Papain-like cysteine proteinase zone (PCP-zone) and PCP structural catalytic core (PCP-SCC) of enzymes with cysteine proteinase fold

Abstract

There are several families of cysteine proteinases with different folds - for example the (chymo)trypsin fold family and papain-like fold family - but in both families the hydrolase activity of cysteine proteinases requires a cysteine residue as the catalytic nucleophile. In this work, we have analyzed the topology of the active site regions in 146 three-dimensional structures of proteins belonging to the Papain-like Cysteine Proteinase (PCP) superfamily, which includes papain as a typical representative of this protein superfamily. All analyzed enzymes contain a unique structurally closed conformation - a "PCP-Zone" - which can be divided into two groups, Class A and Class B. Eight structurally conserved amino acids of the PCP-Zone form a common Structural Core. The Structural Core, catalytic nucleophile, catalytic base and residue Xaa - which stabilizes the side-chain conformation of the catalytic base - make up a PCP Structural Catalytic Core (PCP-SCC). The PCP-SCC of Class A and Class B are divided into 5 and 2 types, respectively. Seven variants of the mutual arrangement of the amino-acid side chains of the catalytic triad - nucleophile, base and residue Xaa - within the same fold clearly demonstrate how enzymes with the papain-like fold adapt to the need to perform diverse functions in spite of their limited structural diversity. The roles of both the PCP-Zone of SARS-CoV-2-PLpro described in this study and the NBCZone of SARS-CoV-2-3CLpro presented in our earlier article (Denesyuk AI, Johnson MS, Salo-Ahen OMH, Uversky VN, Denessiouk K. Int J Biol Macromol. 2020;153:399-411) that are in contacts with inhibitors are discussed.
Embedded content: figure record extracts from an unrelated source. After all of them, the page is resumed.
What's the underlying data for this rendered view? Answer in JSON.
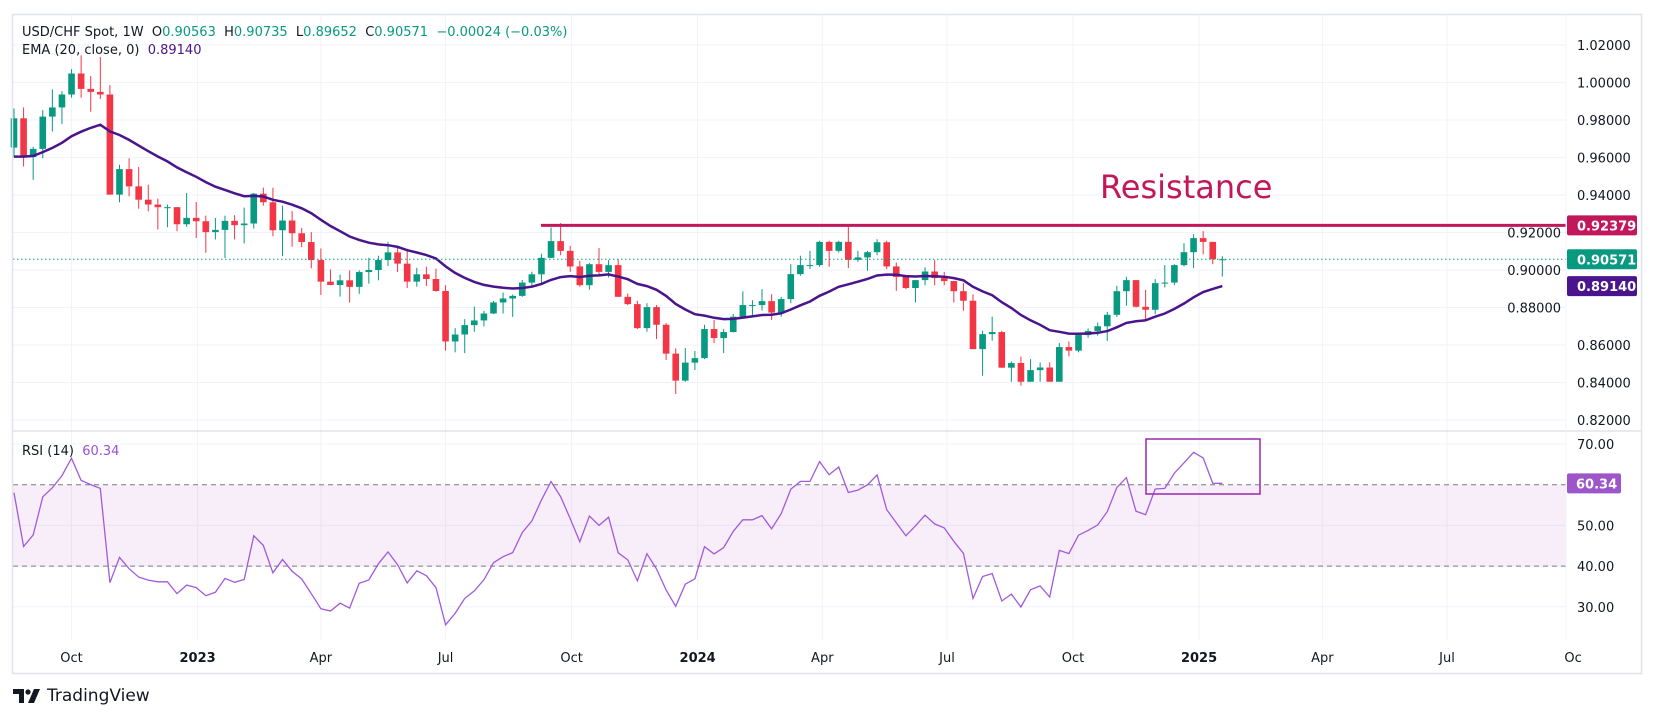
{
  "header": {
    "symbol": "USD/CHF Spot, 1W",
    "o_label": "O",
    "o": "0.90563",
    "h_label": "H",
    "h": "0.90735",
    "l_label": "L",
    "l": "0.89652",
    "c_label": "C",
    "c": "0.90571",
    "change": "−0.00024 (−0.03%)",
    "ema_label": "EMA (20, close, 0)",
    "ema_value": "0.89140",
    "rsi_label": "RSI (14)",
    "rsi_value": "60.34"
  },
  "annotation": {
    "text": "Resistance",
    "level": 0.92379,
    "level_label": "0.92379"
  },
  "badges": {
    "last_price": "0.90571",
    "ema": "0.89140",
    "rsi": "60.34"
  },
  "colors": {
    "up": "#089981",
    "down": "#f23645",
    "ema": "#4a148c",
    "resistance": "#c2185b",
    "rsi": "#a35ad8",
    "rsi_badge": "#9c56c9"
  },
  "brand": "TradingView",
  "chart_data": {
    "type": "candlestick",
    "title": "USD/CHF Spot, 1W",
    "price_axis": {
      "ticks": [
        "1.02000",
        "1.00000",
        "0.98000",
        "0.96000",
        "0.94000",
        "0.92000",
        "0.90000",
        "0.88000",
        "0.86000",
        "0.84000",
        "0.82000"
      ],
      "range": [
        0.82,
        1.02
      ]
    },
    "rsi_axis": {
      "ticks": [
        "70.00",
        "50.00",
        "40.00",
        "30.00"
      ],
      "tick_values": [
        70,
        50,
        40,
        30
      ],
      "band": [
        40,
        60
      ],
      "range": [
        22,
        72
      ]
    },
    "time_axis": [
      {
        "label": "Oct",
        "date": "2022-10-01",
        "bold": false
      },
      {
        "label": "2023",
        "date": "2023-01-01",
        "bold": true
      },
      {
        "label": "Apr",
        "date": "2023-04-01",
        "bold": false
      },
      {
        "label": "Jul",
        "date": "2023-07-01",
        "bold": false
      },
      {
        "label": "Oct",
        "date": "2023-10-01",
        "bold": false
      },
      {
        "label": "2024",
        "date": "2024-01-01",
        "bold": true
      },
      {
        "label": "Apr",
        "date": "2024-04-01",
        "bold": false
      },
      {
        "label": "Jul",
        "date": "2024-07-01",
        "bold": false
      },
      {
        "label": "Oct",
        "date": "2024-10-01",
        "bold": false
      },
      {
        "label": "2025",
        "date": "2025-01-01",
        "bold": true
      },
      {
        "label": "Apr",
        "date": "2025-04-01",
        "bold": false
      },
      {
        "label": "Jul",
        "date": "2025-07-01",
        "bold": false
      },
      {
        "label": "Oc",
        "date": "2025-10-01",
        "bold": false
      }
    ],
    "first_open": 0.9653,
    "last_open": 0.90563,
    "close": [
      0.9809,
      0.9602,
      0.9646,
      0.9818,
      0.9867,
      0.9936,
      1.0048,
      0.9966,
      0.995,
      0.9936,
      0.9402,
      0.9538,
      0.9446,
      0.9375,
      0.9349,
      0.9335,
      0.9335,
      0.9244,
      0.9278,
      0.926,
      0.9202,
      0.9214,
      0.9262,
      0.9239,
      0.9248,
      0.9407,
      0.9361,
      0.9212,
      0.9264,
      0.9196,
      0.9149,
      0.9053,
      0.8938,
      0.892,
      0.8945,
      0.891,
      0.8989,
      0.9,
      0.9053,
      0.9094,
      0.9034,
      0.8938,
      0.8977,
      0.8952,
      0.8888,
      0.8619,
      0.8656,
      0.8706,
      0.8731,
      0.8768,
      0.8827,
      0.8848,
      0.8862,
      0.8933,
      0.8977,
      0.9065,
      0.9154,
      0.9102,
      0.9019,
      0.8919,
      0.9031,
      0.899,
      0.9026,
      0.8857,
      0.8818,
      0.869,
      0.8802,
      0.8708,
      0.8554,
      0.841,
      0.8506,
      0.853,
      0.8685,
      0.8637,
      0.8669,
      0.8751,
      0.8813,
      0.8813,
      0.8834,
      0.8773,
      0.8845,
      0.8978,
      0.9026,
      0.9026,
      0.915,
      0.9102,
      0.915,
      0.9054,
      0.9067,
      0.9095,
      0.9148,
      0.9019,
      0.8963,
      0.8904,
      0.8946,
      0.8992,
      0.8957,
      0.8941,
      0.8887,
      0.8836,
      0.8578,
      0.8658,
      0.8669,
      0.8479,
      0.8504,
      0.8404,
      0.8466,
      0.848,
      0.8404,
      0.8589,
      0.857,
      0.8653,
      0.8675,
      0.87,
      0.8761,
      0.8887,
      0.8946,
      0.8804,
      0.8788,
      0.893,
      0.8933,
      0.9026,
      0.9095,
      0.917,
      0.915,
      0.9057,
      0.90571
    ],
    "high": [
      0.9862,
      0.9867,
      0.9658,
      0.9853,
      0.9963,
      0.9954,
      1.0071,
      1.0145,
      1.0034,
      1.0136,
      0.9986,
      0.9561,
      0.9596,
      0.9549,
      0.9455,
      0.9381,
      0.9349,
      0.9336,
      0.9411,
      0.9363,
      0.929,
      0.9278,
      0.929,
      0.9292,
      0.9333,
      0.9411,
      0.9439,
      0.9439,
      0.9343,
      0.9315,
      0.9225,
      0.9202,
      0.9115,
      0.9003,
      0.8975,
      0.8998,
      0.8998,
      0.9065,
      0.9076,
      0.915,
      0.9124,
      0.9113,
      0.9012,
      0.9018,
      0.9007,
      0.8919,
      0.869,
      0.8738,
      0.8805,
      0.8782,
      0.8835,
      0.888,
      0.8869,
      0.8947,
      0.8991,
      0.9087,
      0.9227,
      0.925,
      0.9129,
      0.9049,
      0.9037,
      0.9117,
      0.9053,
      0.9058,
      0.8875,
      0.8836,
      0.8823,
      0.8813,
      0.8717,
      0.8582,
      0.8584,
      0.8568,
      0.8708,
      0.8733,
      0.8685,
      0.8765,
      0.8886,
      0.8839,
      0.8898,
      0.8871,
      0.8857,
      0.9031,
      0.9076,
      0.9102,
      0.9156,
      0.9156,
      0.9156,
      0.923,
      0.9102,
      0.9102,
      0.9164,
      0.9156,
      0.904,
      0.8964,
      0.8946,
      0.9014,
      0.9053,
      0.899,
      0.893,
      0.893,
      0.8871,
      0.8676,
      0.8751,
      0.8676,
      0.8513,
      0.8538,
      0.8525,
      0.8507,
      0.8507,
      0.861,
      0.8619,
      0.8667,
      0.8688,
      0.872,
      0.8777,
      0.8916,
      0.8964,
      0.8946,
      0.8894,
      0.8951,
      0.9026,
      0.9031,
      0.9143,
      0.9191,
      0.9207,
      0.915,
      0.90735
    ],
    "low": [
      0.9602,
      0.9552,
      0.9481,
      0.9596,
      0.9738,
      0.9779,
      0.9919,
      0.9919,
      0.9844,
      0.9912,
      0.9402,
      0.9361,
      0.9393,
      0.9327,
      0.9313,
      0.9216,
      0.9228,
      0.9207,
      0.923,
      0.917,
      0.9092,
      0.9163,
      0.9064,
      0.9163,
      0.9142,
      0.9221,
      0.9343,
      0.918,
      0.9074,
      0.9124,
      0.9122,
      0.9009,
      0.8867,
      0.8919,
      0.8858,
      0.8826,
      0.8873,
      0.8927,
      0.8945,
      0.9021,
      0.8989,
      0.8904,
      0.8911,
      0.8915,
      0.8885,
      0.857,
      0.8561,
      0.8557,
      0.8671,
      0.8699,
      0.8765,
      0.8768,
      0.875,
      0.8857,
      0.8906,
      0.8933,
      0.9063,
      0.9079,
      0.899,
      0.8911,
      0.8895,
      0.8969,
      0.896,
      0.8857,
      0.8813,
      0.8685,
      0.8671,
      0.8632,
      0.852,
      0.8339,
      0.8404,
      0.8467,
      0.8525,
      0.861,
      0.8557,
      0.8667,
      0.8756,
      0.8751,
      0.8783,
      0.8733,
      0.8751,
      0.8823,
      0.8969,
      0.9005,
      0.9017,
      0.9017,
      0.9093,
      0.901,
      0.9044,
      0.8996,
      0.9079,
      0.9005,
      0.8889,
      0.8898,
      0.8827,
      0.8919,
      0.8919,
      0.8919,
      0.8827,
      0.8783,
      0.8578,
      0.8436,
      0.8623,
      0.8479,
      0.8404,
      0.8383,
      0.8427,
      0.8404,
      0.8404,
      0.8404,
      0.8539,
      0.8561,
      0.8639,
      0.865,
      0.8622,
      0.875,
      0.8809,
      0.88,
      0.8738,
      0.8764,
      0.8907,
      0.8919,
      0.9019,
      0.901,
      0.9084,
      0.9031,
      0.89652
    ],
    "ema_period": 20,
    "ema_last": 0.8914,
    "rsi_period": 14,
    "rsi_last": 60.34
  }
}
Keywords: COVID-19; Catalytic triad; Cysteine proteinases; Fold; Papain; SARC-CoV-2; Structural catalytic core; Zone.

Graphical abstract

Fig. 1

PCP-Zone Class A as a structural union of the N-Zone and C-Zone. A) A schematic representation of a PCP-Zone Class A using papain three-dimensional structure as an example. Two dashed lines connect the amino acids that define the boundaries of the N- and C-Zones. Positions of the catalytic triad (Nucleophile, Base and residue Xaa) are also shown. B), C), D) Contact schemes of ten amino acids of PCP-SCC of three types: C(H)X, C(X)H and CXH, respectively.

Fig. 2

PCP-Zone Class B. A. A schematic representation of a PCP-Zone Class B using three-dimensional structure of papain-like protease 2 as an example (for the designation of the details of the figure, see the legend to Fig. 1A) B. and C. Contact schemes of ten amino acids of PCP-SCC of two types: XC(H) and C(HX), respectively.

Fig. 3

VCP-Zone Class C. A. A schematic representation of a VCP-Zone Class C using three-dimensional structure of papain-like cysteine protease as an example (for the designation of the details of the figure, see the legend to Fig. 1A) B. Contact scheme of eleven amino acids of VCP-SCC, Type C(H)X.

Fig. 4

Structural characterization of the SARS-CoV-2 proteases. A. Crystal structure of SARS-CoV-2-PLpro complexed with the inhibitor (PDB ID: 6WX4; [30]). B. Crystal structure of SARS-CoV-2-3CLpro complexed with the inhibitor (PDB ID: 7BQY [31]). Positions of the residues belonging to the N-Zone and the NBCZone are shown in yellow. Closer look at the complexes of the N-Zone of SARS-CoV-2-PLpro (C) and the NBCZone of SARS-CoV-2-3CLpro (D) with inhibitors. The color of carbon atoms in proteinases is gray, and in inhibitors, green. Contacts (potential hydrogen bonds) between proteinases and inhibitors are shown by dotted lines.